Can you run a hybrid environment of Windows 10 and 11?

One of the main issues surrounding Windows 11 is Microsoft’s decision to greatly limit which older hardware they would support. Amidst a supply-chain scare and lack of computer hardware supplies it was a hard pill to swallow, but it doesn’t seem like the current market is so bad as to cancel hardware upgrades in the near term. Even if your organization has trimmed some of the hardware budget recently, you can run a hybrid environment of Windows 10 and Windows 11 as new hardware comes in (since the new machines will be preloaded with Windows 11). As you replace older machines with newer ones over the next three or so years, you’ll simultaneously upgrade your entire organization to Windows 11.

It is still better to have a unified software experience throughout your organization, though, because it isn’t as simple to support or use two operating systems as it is to support one. In the near future, software will be less likely to be updated on Windows 10, and even though the operating system will still be fine, there are plenty of hiccups that can occur when using third-party software that doesn’t aim to be compatible with older versions of Windows.

Is all of my software going to run on Windows 11?

Since most of the behind the scenes elements of the operating systems are the same, it would be pretty rare to find a compatibility issue between the two. This is due to the Windows kernel, which didn’t undergo much of a change between versions 10 and 11. Under the hood, the operating system is still basically the same, so networks and software that play nice with Windows 10 should work just fine with Windows 11 simultaneously. If your company mostly uses Microsoft 365 or other cloud-based software, compatibility really shouldn’t be much of an issue on any platforms.

If your company uses some very old software for some specific task or workflow, then you have probably already run into compatibility issues with a previous upgrade. Windows 11 doesn’t really change the answer to that question, since Windows 11 will run (or not run) virtually all of the same programs that Windows 10 did (or did not). If you didn’t have to freeze your systems at Windows 7’s or 8’s end-of-support dates, then your software more than likely runs on Windows 11 as well.

How long until I have to upgrade?

Windows 10’s end-of-support date is currently scheduled for October 2025, so systems running Windows 10 will still get security updates and be supported by Microsoft until then. After that date, Windows 10 will no longer receive support or updates, which effectively will make it dead. Operating systems that don’t get updates are a huge security risk and should not be used except in very specific situations, or with (often costly) third-party support.

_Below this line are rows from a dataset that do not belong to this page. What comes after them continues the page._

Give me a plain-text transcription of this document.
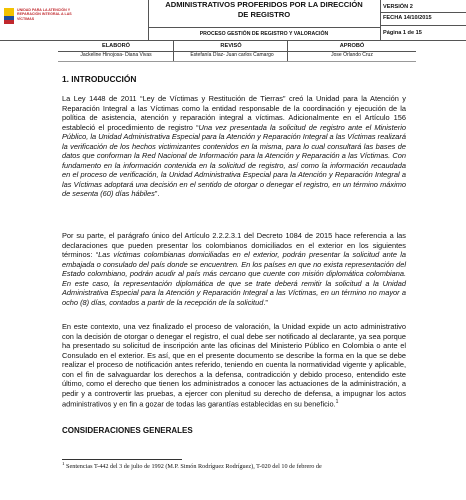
UNIDAD PARA LA ATENCIÓN Y REPARACIÓN INTEGRAL A LAS VÍCTIMAS
ADMINISTRATIVOS PROFERIDOS POR LA DIRECCIÓN
DE REGISTRO
PROCESO GESTIÓN DE REGISTRO Y VALORACIÓN
VERSIÓN 2
FECHA 14/10/2015
Página 1 de 15
ELABORÓ	REVISÓ	APROBÓ
Jackeline Hinojosa- Diana Vivas	Estefanía Díaz- Juan carlos Camargo	Jose Orlando Cruz
1. INTRODUCCIÓN

La Ley 1448 de 2011 “Ley de Víctimas y Restitución de Tierras” creó la Unidad para la Atención y Reparación Integral a las Víctimas como la entidad responsable de la coordinación y ejecución de la política de asistencia, atención y reparación integral a víctimas. Adicionalmente en el Artículo 156 estableció el procedimiento de registro “Una vez presentada la solicitud de registro ante el Ministerio Público, la Unidad Administrativa Especial para la Atención y Reparación Integral a las Víctimas realizará la verificación de los hechos victimizantes contenidos en la misma, para lo cual consultará las bases de datos que conforman la Red Nacional de Información para la Atención y Reparación a las Víctimas. Con fundamento en la información contenida en la solicitud de registro, así como la información recaudada en el proceso de verificación, la Unidad Administrativa Especial para la Atención y Reparación Integral a las Víctimas adoptará una decisión en el sentido de otorgar o denegar el registro, en un término máximo de sesenta (60) días hábiles”.

Por su parte, el parágrafo único del Artículo 2.2.2.3.1 del Decreto 1084 de 2015 hace referencia a las declaraciones que pueden presentar los colombianos domiciliados en el exterior en los siguientes términos: “Las víctimas colombianas domiciliadas en el exterior, podrán presentar la solicitud ante la embajada o consulado del país donde se encuentren. En los países en que no exista representación del Estado colombiano, podrán acudir al país más cercano que cuente con misión diplomática colombiana. En este caso, la representación diplomática de que se trate deberá remitir la solicitud a la Unidad Administrativa Especial para la Atención y Reparación Integral a las Víctimas, en un término no mayor a ocho (8) días, contados a partir de la recepción de la solicitud.”

En este contexto, una vez finalizado el proceso de valoración, la Unidad expide un acto administrativo con la decisión de otorgar o denegar el registro, el cual debe ser notificado al declarante, ya sea porque ha presentado su solicitud de inscripción ante las oficinas del Ministerio Público en Colombia o ante el Consulado en el exterior. Es así, que en el presente documento se describe la forma en la que se debe realizar el proceso de notificación antes referido, teniendo en cuenta la normatividad vigente y aplicable, con el fin de salvaguardar los derechos a la defensa, contradicción y debido proceso, entendido este último, como el derecho que tienen los administrados a conocer las actuaciones de la administración, a pedir y a controvertir las pruebas, a ejercer con plenitud su derecho de defensa, a impugnar los actos administrativos y en fin a gozar de todas las garantías establecidas en su beneficio.$^1$

CONSIDERACIONES GENERALES
$^1$ Sentencias T-442 del 3 de julio de 1992 (M.P. Simón Rodríguez Rodríguez), T-020 del 10 de febrero de
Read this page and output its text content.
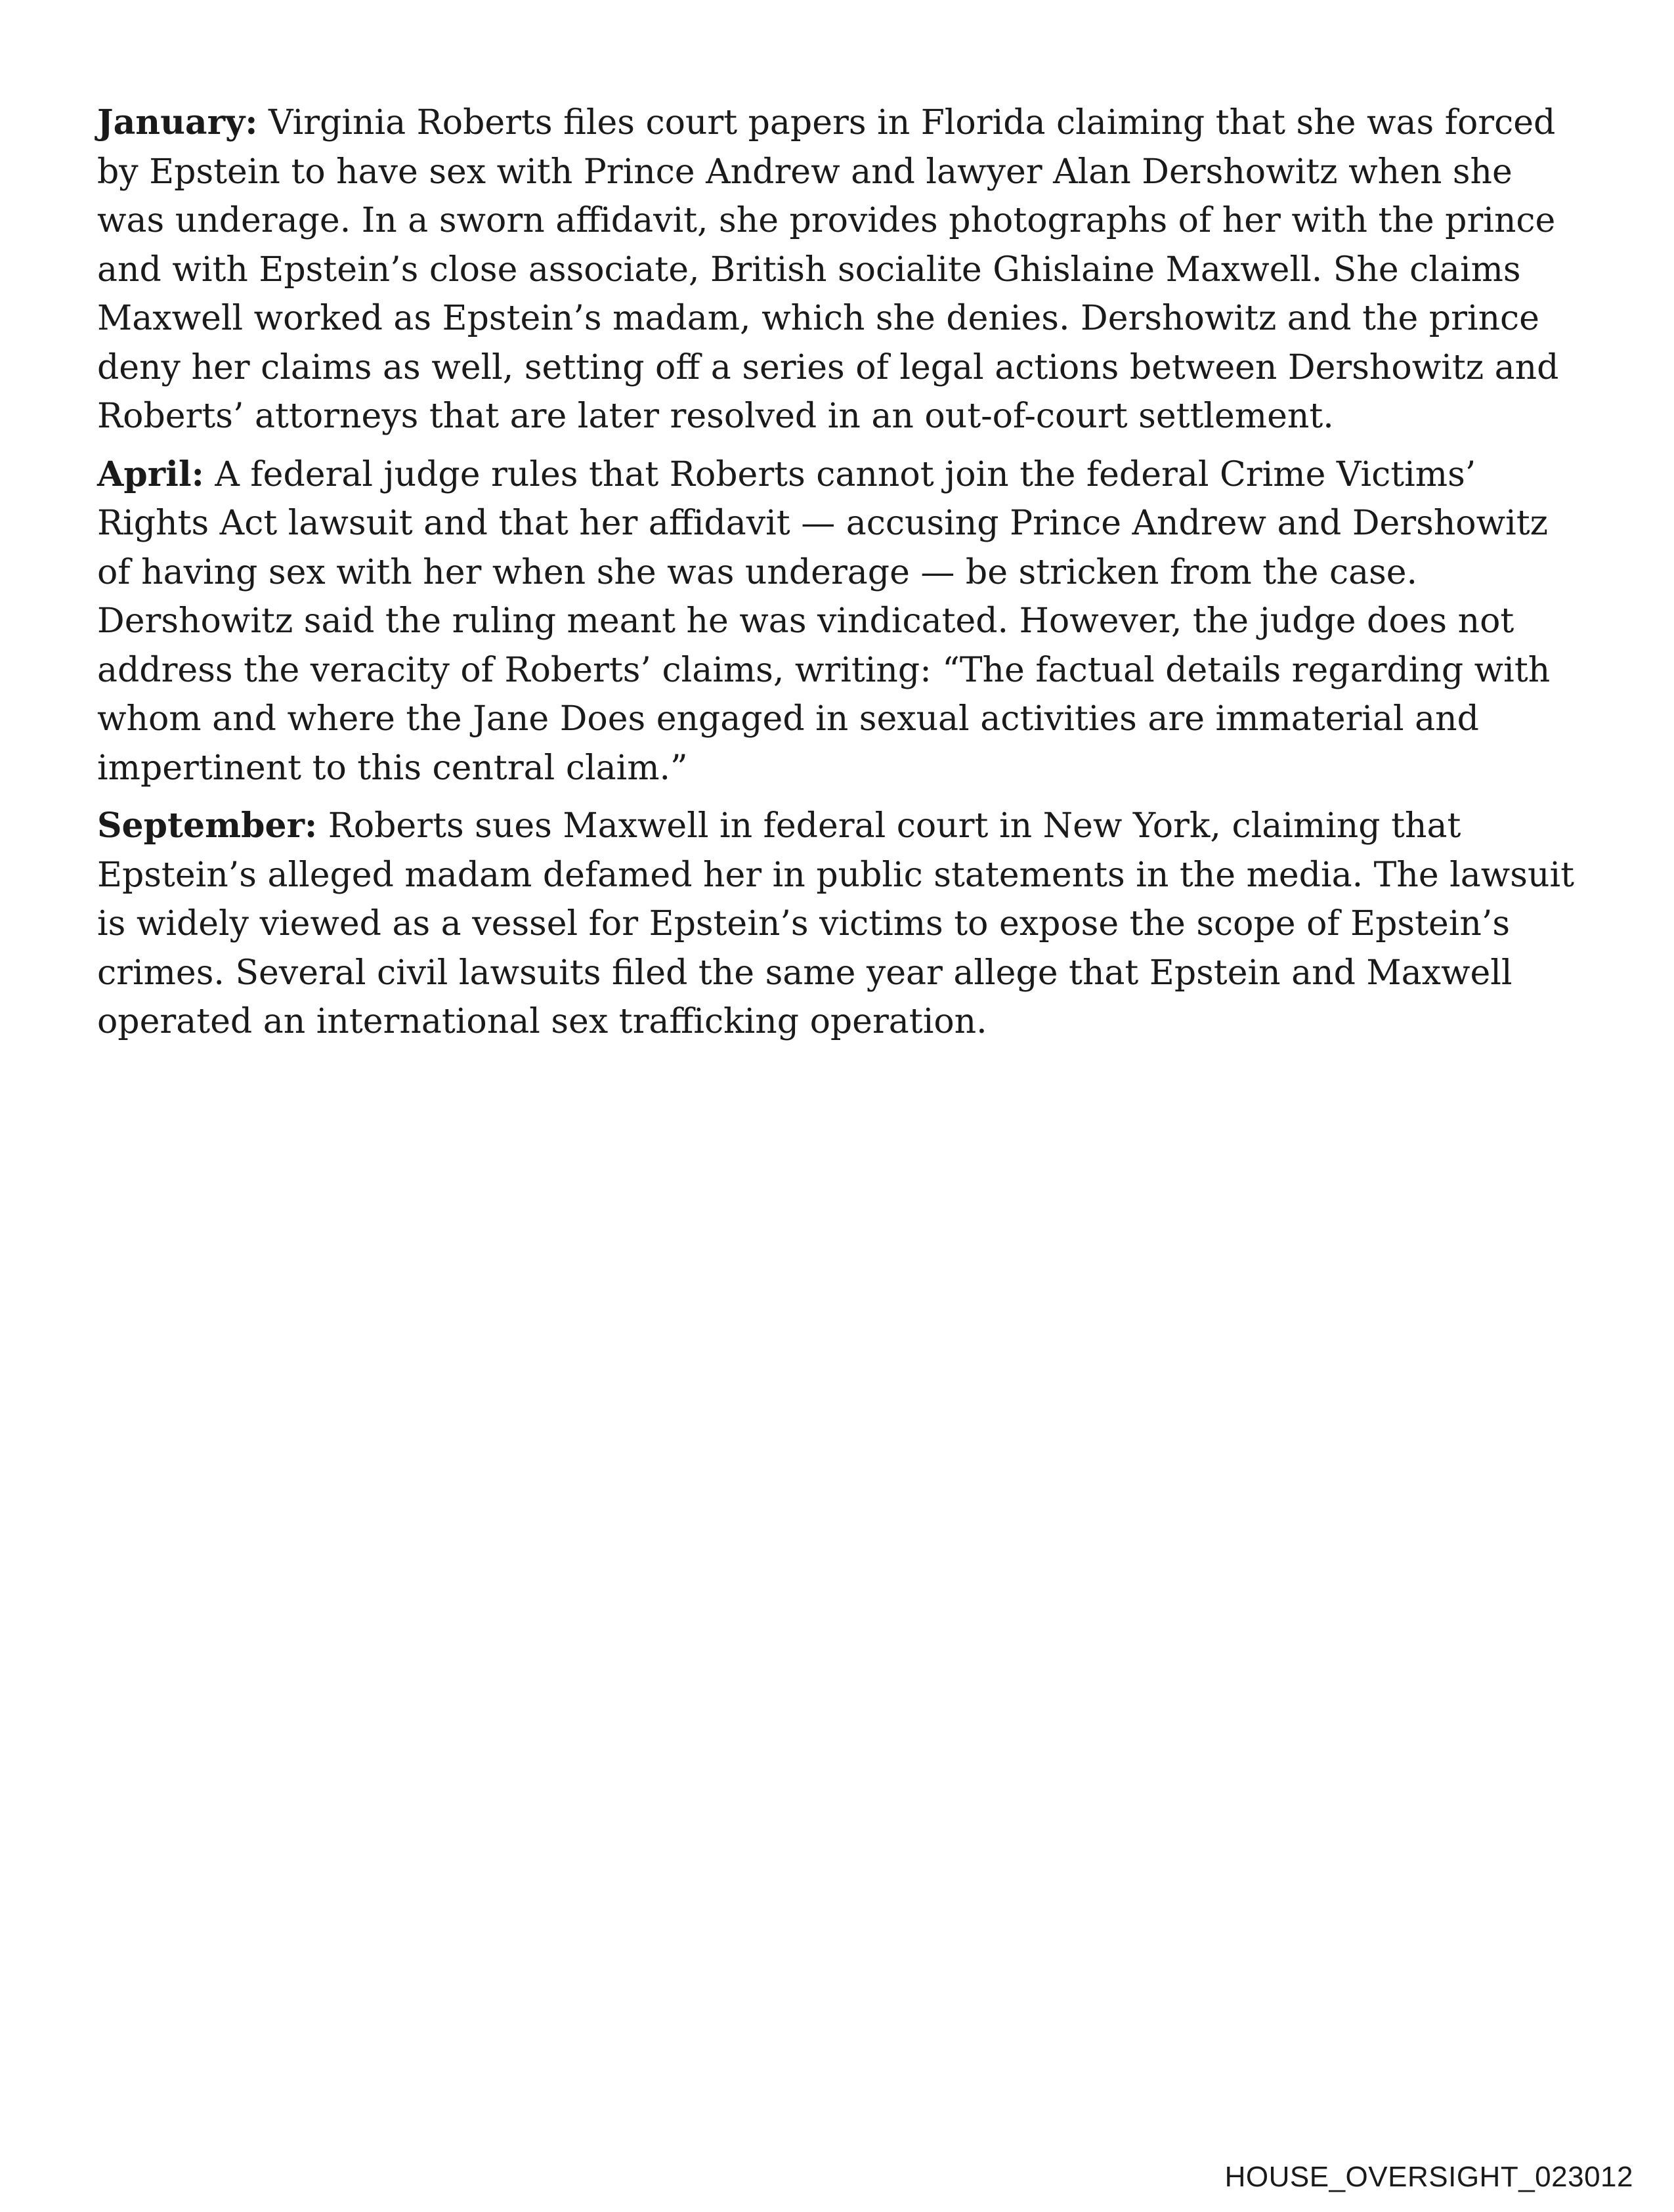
January: Virginia Roberts files court papers in Florida claiming that she was forced by Epstein to have sex with Prince Andrew and lawyer Alan Dershowitz when she was underage. In a sworn affidavit, she provides photographs of her with the prince and with Epstein’s close associate, British socialite Ghislaine Maxwell. She claims Maxwell worked as Epstein’s madam, which she denies. Dershowitz and the prince deny her claims as well, setting off a series of legal actions between Dershowitz and Roberts’ attorneys that are later resolved in an out-of-court settlement.

April: A federal judge rules that Roberts cannot join the federal Crime Victims’ Rights Act lawsuit and that her affidavit — accusing Prince Andrew and Dershowitz of having sex with her when she was underage — be stricken from the case. Dershowitz said the ruling meant he was vindicated. However, the judge does not address the veracity of Roberts’ claims, writing: “The factual details regarding with whom and where the Jane Does engaged in sexual activities are immaterial and impertinent to this central claim.”

September: Roberts sues Maxwell in federal court in New York, claiming that Epstein’s alleged madam defamed her in public statements in the media. The lawsuit is widely viewed as a vessel for Epstein’s victims to expose the scope of Epstein’s crimes. Several civil lawsuits filed the same year allege that Epstein and Maxwell operated an international sex trafficking operation.

HOUSE_OVERSIGHT_023012
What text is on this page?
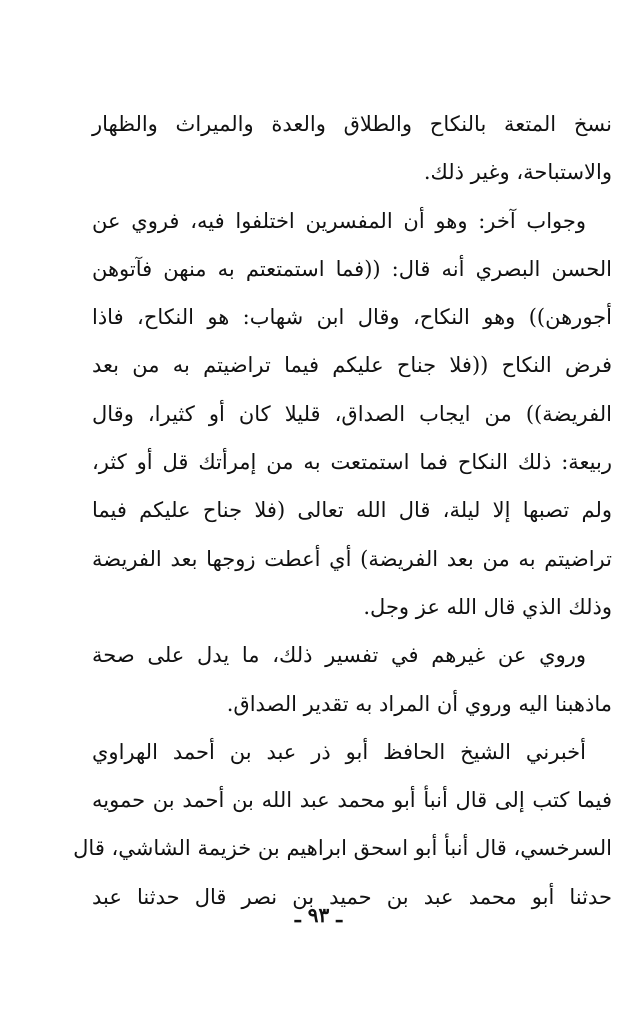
نسخ المتعة بالنكاح والطلاق والعدة والميراث والظهار
والاستباحة، وغير ذلك.
وجواب آخر: وهو أن المفسرين اختلفوا فيه، فروي عن
الحسن البصري أنه قال: ((فما استمتعتم به منهن فآتوهن
أجورهن)) وهو النكاح، وقال ابن شهاب: هو النكاح، فاذا
فرض النكاح ((فلا جناح عليكم فيما تراضيتم به من بعد
الفريضة)) من ايجاب الصداق، قليلا كان أو كثيرا، وقال
ربيعة: ذلك النكاح فما استمتعت به من إمرأتك قل أو كثر،
ولم تصبها إلا ليلة، قال الله تعالى (فلا جناح عليكم فيما
تراضيتم به من بعد الفريضة) أي أعطت زوجها بعد الفريضة
وذلك الذي قال الله عز وجل.
وروي عن غيرهم في تفسير ذلك، ما يدل على صحة
ماذهبنا اليه وروي أن المراد به تقدير الصداق.
أخبرني الشيخ الحافظ أبو ذر عبد بن أحمد الهراوي
فيما كتب إلى قال أنبأ أبو محمد عبد الله بن أحمد بن حمويه
السرخسي، قال أنبأ أبو اسحق ابراهيم بن خزيمة الشاشي، قال
حدثنا أبو محمد عبد بن حميد بن نصر قال حدثنا عبد
ـ ٩٣ ـ
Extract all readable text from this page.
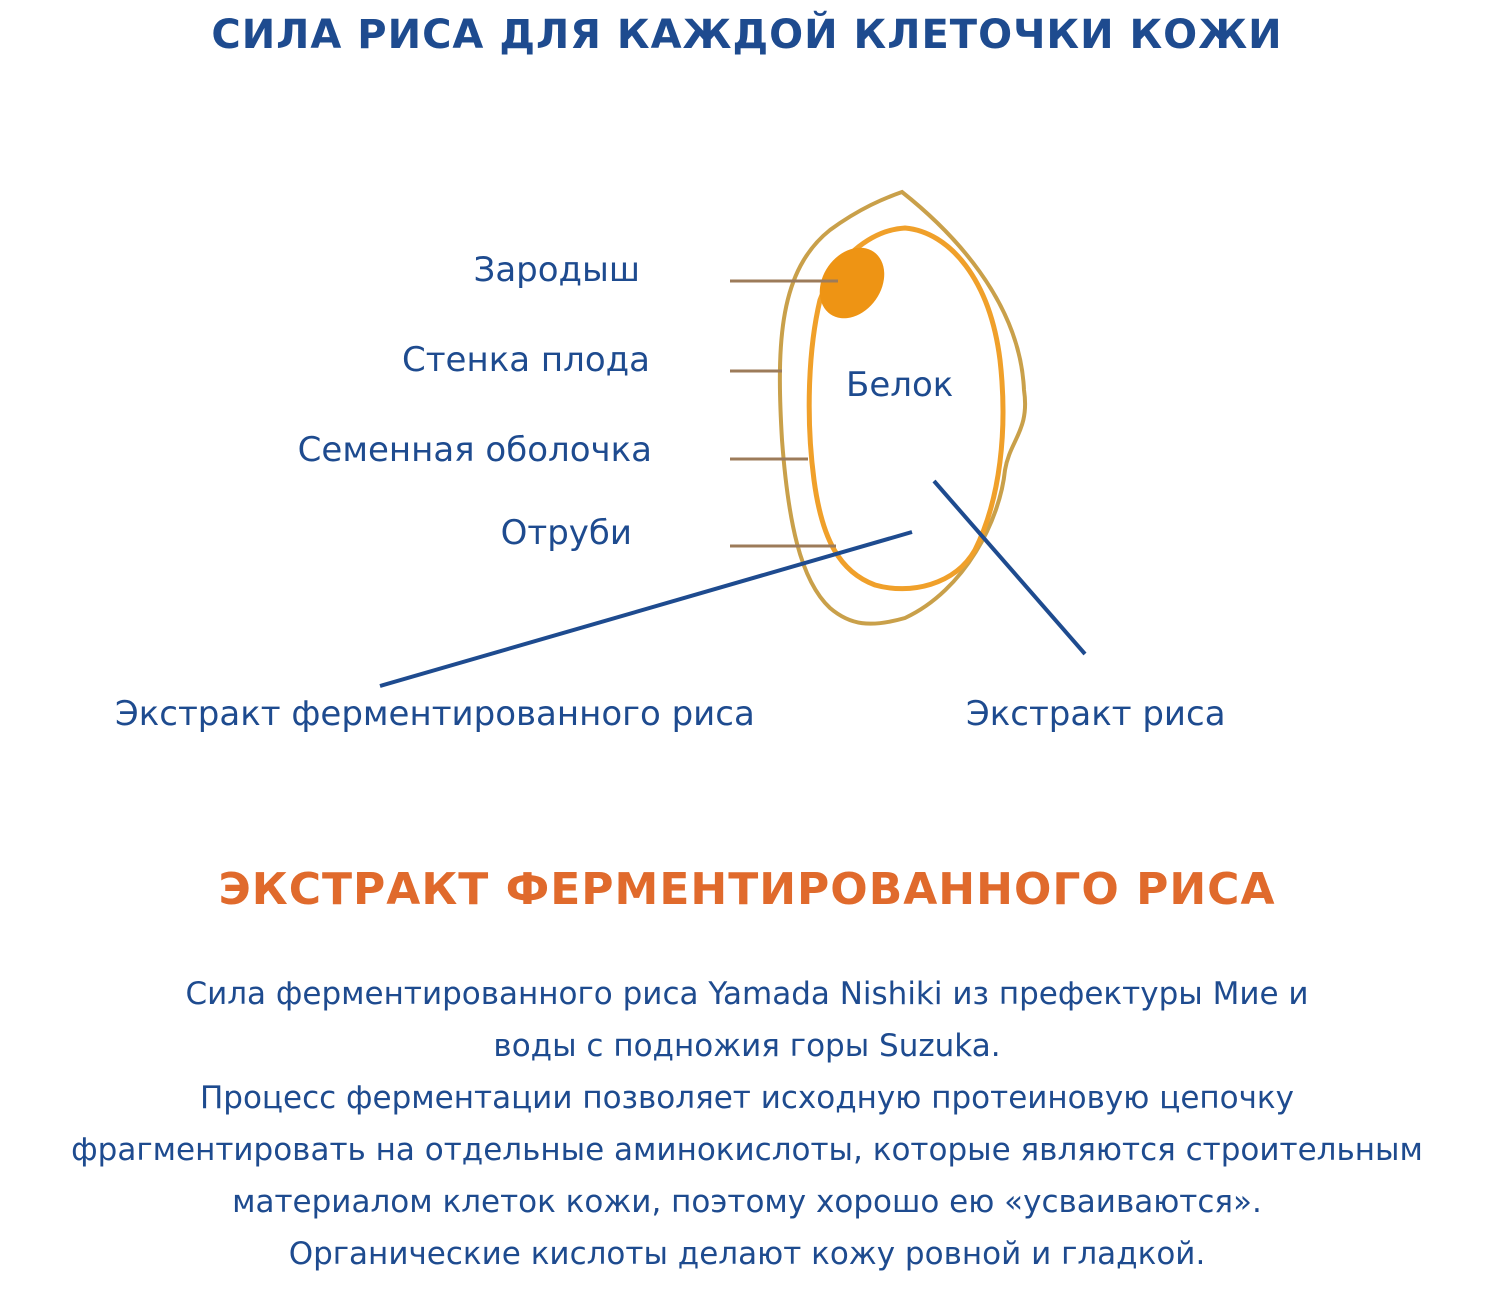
СИЛА РИСА ДЛЯ КАЖДОЙ КЛЕТОЧКИ КОЖИ
Зародыш
Стенка плода
Семенная оболочка
Отруби
Белок
Экстракт ферментированного риса	Экстракт риса
ЭКСТРАКТ ФЕРМЕНТИРОВАННОГО РИСА
Сила ферментированного риса Yamada Nishiki из префектуры Мие и
воды с подножия горы Suzuka.
Процесс ферментации позволяет исходную протеиновую цепочку
фрагментировать на отдельные аминокислоты, которые являются строительным
материалом клеток кожи, поэтому хорошо ею «усваиваются».
Органические кислоты делают кожу ровной и гладкой.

If the two versions are so compatible, why upgrade?

So if Windows 10 and 11 are virtually the same in all of these technical aspects, then what’s actually different about them? The answer is: the user experience, mostly. Some users have definitely not liked the new design—so much so that some have even downgraded new computers to Windows 10. Eventually, though, machines that have been downgraded to Windows 10 will need to be re-upgraded to 11 at some point before end-of-support. It’s probably more costly to spend the one to three hours of your IT team reinstalling Windows than it is for users to simply adjust to the new layout. Windows 11 is simply becoming the new standard now that it is out of its early-adopter phase.